What is a Transfer Impact Assessment and when do we need one?
A Transfer Impact Assessment (TIA) is a documented analysis required whenever you transfer personal data to a third country using SCCs or binding corporate rules as the transfer mechanism. It evaluates whether the destination country's legal framework provides essentially equivalent protection to EU law. For transfers to the US, the TIA must assess US surveillance laws (including FISA 702 and EO 12333) and their potential impact on transferred data. Where equivalent protection cannot be confirmed, you must implement technical supplementary measures such as end-to-end encryption with EU-held keys.
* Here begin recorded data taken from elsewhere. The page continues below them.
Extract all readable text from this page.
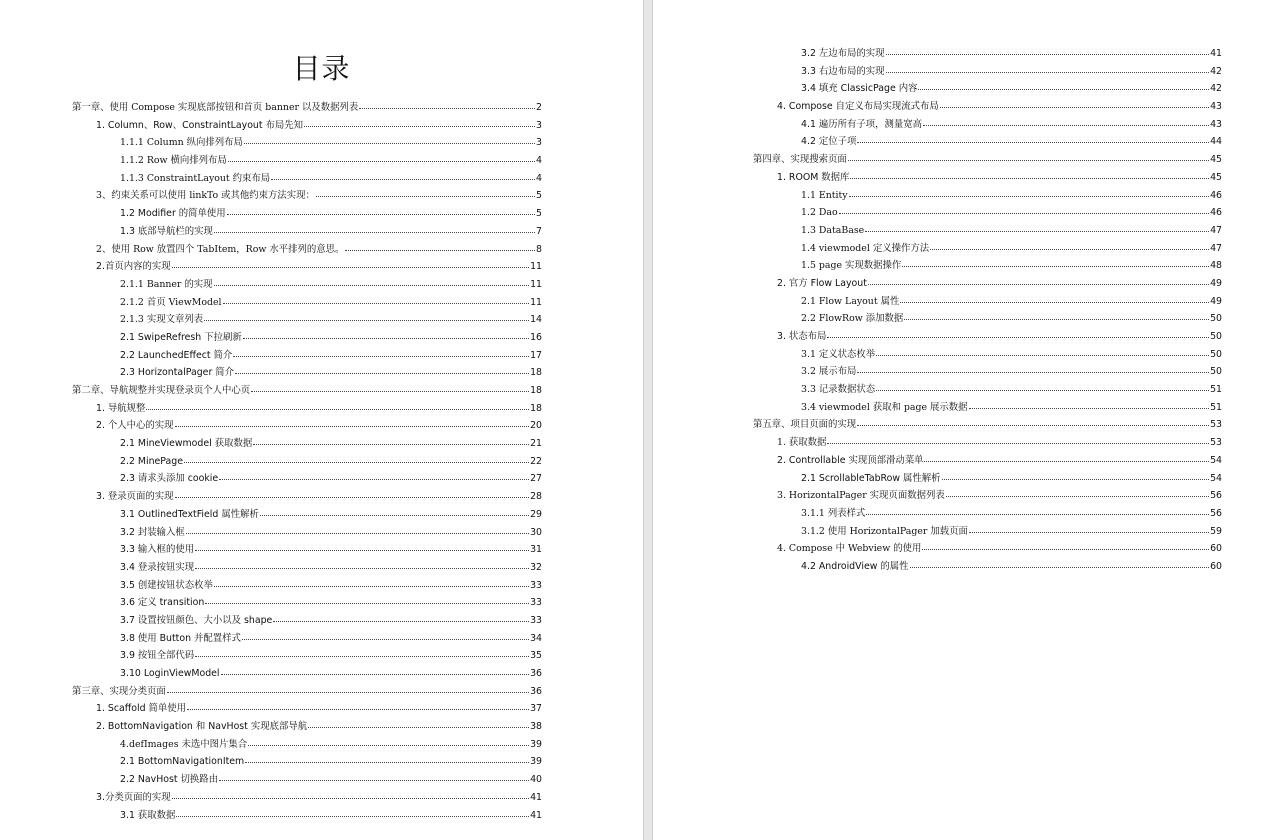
目录
第一章、使用 Compose 实现底部按钮和首页 banner 以及数据列表	2
1. Column、Row、ConstraintLayout 布局先知	3
1.1.1 Column 纵向排列布局	3
1.1.2 Row 横向排列布局	4
1.1.3 ConstraintLayout 约束布局	4
3、约束关系可以使用 linkTo 或其他约束方法实现：	5
1.2 Modifier 的简单使用	5
1.3 底部导航栏的实现	7
2、使用 Row 放置四个 TabItem，Row 水平排列的意思。	8
2.首页内容的实现	11
2.1.1 Banner 的实现	11
2.1.2 首页 ViewModel	11
2.1.3 实现文章列表	14
2.1 SwipeRefresh 下拉刷新	16
2.2 LaunchedEffect 简介	17
2.3 HorizontalPager 简介	18
第二章、导航规整并实现登录页个人中心页	18
1. 导航规整	18
2. 个人中心的实现	20
2.1 MineViewmodel 获取数据	21
2.2 MinePage	22
2.3 请求头添加 cookie	27
3. 登录页面的实现	28
3.1 OutlinedTextField 属性解析	29
3.2 封装输入框	30
3.3 输入框的使用	31
3.4 登录按钮实现	32
3.5 创建按钮状态枚举	33
3.6 定义 transition	33
3.7 设置按钮颜色、大小以及 shape	33
3.8 使用 Button 并配置样式	34
3.9 按钮全部代码	35
3.10 LoginViewModel	36
第三章、实现分类页面	36
1. Scaffold 简单使用	37
2. BottomNavigation 和 NavHost 实现底部导航	38
4.defImages 未选中图片集合	39
2.1 BottomNavigationItem	39
2.2 NavHost 切换路由	40
3.分类页面的实现	41
3.1 获取数据	41
3.2 左边布局的实现	41
3.3 右边布局的实现	42
3.4 填充 ClassicPage 内容	42
4. Compose 自定义布局实现流式布局	43
4.1 遍历所有子项，测量宽高	43
4.2 定位子项	44
第四章、实现搜索页面	45
1. ROOM 数据库	45
1.1 Entity	46
1.2 Dao	46
1.3 DataBase	47
1.4 viewmodel 定义操作方法	47
1.5 page 实现数据操作	48
2. 官方 Flow Layout	49
2.1 Flow Layout 属性	49
2.2 FlowRow 添加数据	50
3. 状态布局	50
3.1 定义状态枚举	50
3.2 展示布局	50
3.3 记录数据状态	51
3.4 viewmodel 获取和 page 展示数据	51
第五章、项目页面的实现	53
1. 获取数据	53
2. Controllable 实现顶部滑动菜单	54
2.1 ScrollableTabRow 属性解析	54
3. HorizontalPager 实现页面数据列表	56
3.1.1 列表样式	56
3.1.2 使用 HorizontalPager 加载页面	59
4. Compose 中 Webview 的使用	60
4.2 AndroidView 的属性	60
How does GDPR interact with the EU AI Act for US companies using machine learning?
GDPR and the EU AI Act overlap significantly for machine learning systems that process personal data. Under GDPR, any AI system that makes or significantly influences automated decisions affecting EU residents may trigger Article 22, requiring human oversight mechanisms and transparency with individuals about the logic involved. The EU AI Act adds conformity assessment requirements for high-risk AI systems, including those used in employment, credit, healthcare, and essential services. Regulators in 2026 are expected to apply both frameworks in coordinated investigations, meaning that a GDPR DPIA for an AI system should now also address the AI Act's risk classification and documentation requirements. LowerPlane's DPIA templates are being updated to incorporate AI Act conformity checkpoints alongside GDPR assessment requirements.
What is the difference between GDPR and the UK GDPR after Brexit?
The UK GDPR is a retained version of the EU GDPR that applies in Great Britain following Brexit and is enforced by the Information Commissioner's Office (ICO) rather than EU supervisory authorities. The two regimes are substantively similar but diverge in several areas: the UK has set the digital age of consent at 13 rather than 16, the ICO has its own enforcement policies and fine calculation methodology, and the UK is developing its own adequacy decisions and data transfer mechanisms independently of the EU. US companies serving both EU and UK customers need compliance programs that address both regimes, particularly around data transfers — the EU-US Data Privacy Framework does not automatically cover UK-to-US transfers, which require separate UK data bridge certification.